Stolarz-Skrzypek Katarzyna, Bednarski Adam, Kawecka-Jaszcz Kalina, Czarnecka Danuta, Staessen Jan A
First Department of Cardiology, Interventional Electrocardiology and Hypertension, Jagiellonian University Medical College, Kopernika 17, 31-501 Krakow, Poland.
Curr Hypertens Rev. 2015;11(1):22-9. doi: 10.2174/1573402111666150530205428.

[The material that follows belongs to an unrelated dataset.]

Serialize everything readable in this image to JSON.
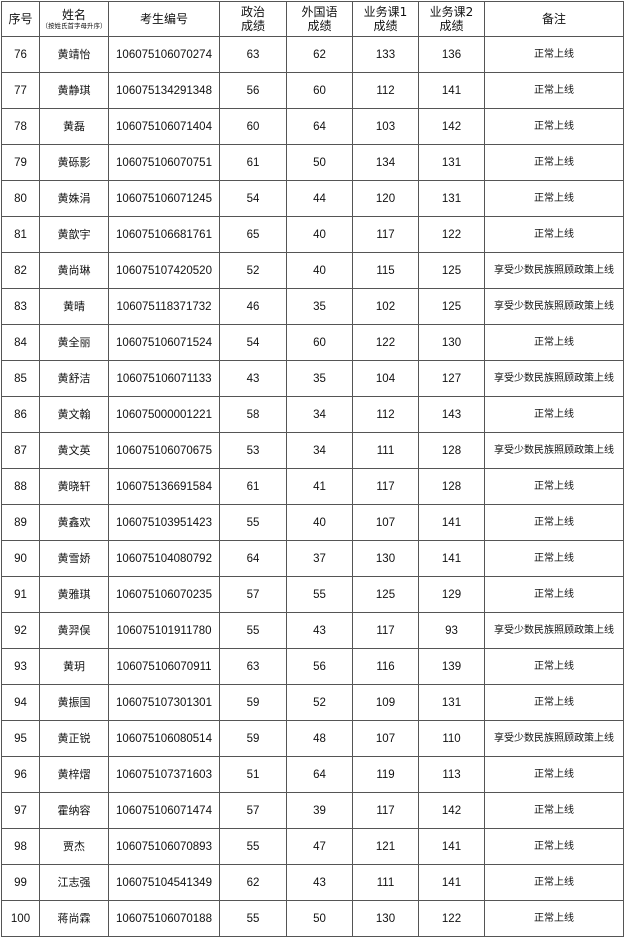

The data associating blood pressure to salt intake in humans comes from randomized clinical trials of interventions on dietary salt intake and population studies. Generally, estimates from meta-analyses are similar to those derived from prospective population studies (1.7 mm Hg change in systolic blood pressure per 100 mmol change in 24-hour urinary sodium). This observation, however, does not translate into a higher risk of incidence rate of hypertension in individuals consuming a highsalt diet. On the other hand, prospective studies relating cardiovascular outcomes to 24-h urinary sodium excretion produced inconsistent conclusions. Thus, available evidence does not support current recommendations of an indiscriminate and generalized reduction of salt intake in the general population.
将人类血压与盐摄入量相关联的数据来自于饮食盐摄入量干预的随机临床试验和人群研究。一般来说,荟萃分析的估计结果与前瞻性人群研究的结果相似(24小时尿钠每变化100 mmol,收缩压变化1.7 mmHg)。然而,这一观察结果并未转化为高盐饮食个体患高血压发病率的增加。另一方面,将心血管结局与24小时尿钠排泄相关联的前瞻性研究得出了不一致的结论。因此,现有证据不支持目前在普通人群中不加区分地普遍减少盐摄入量的建议。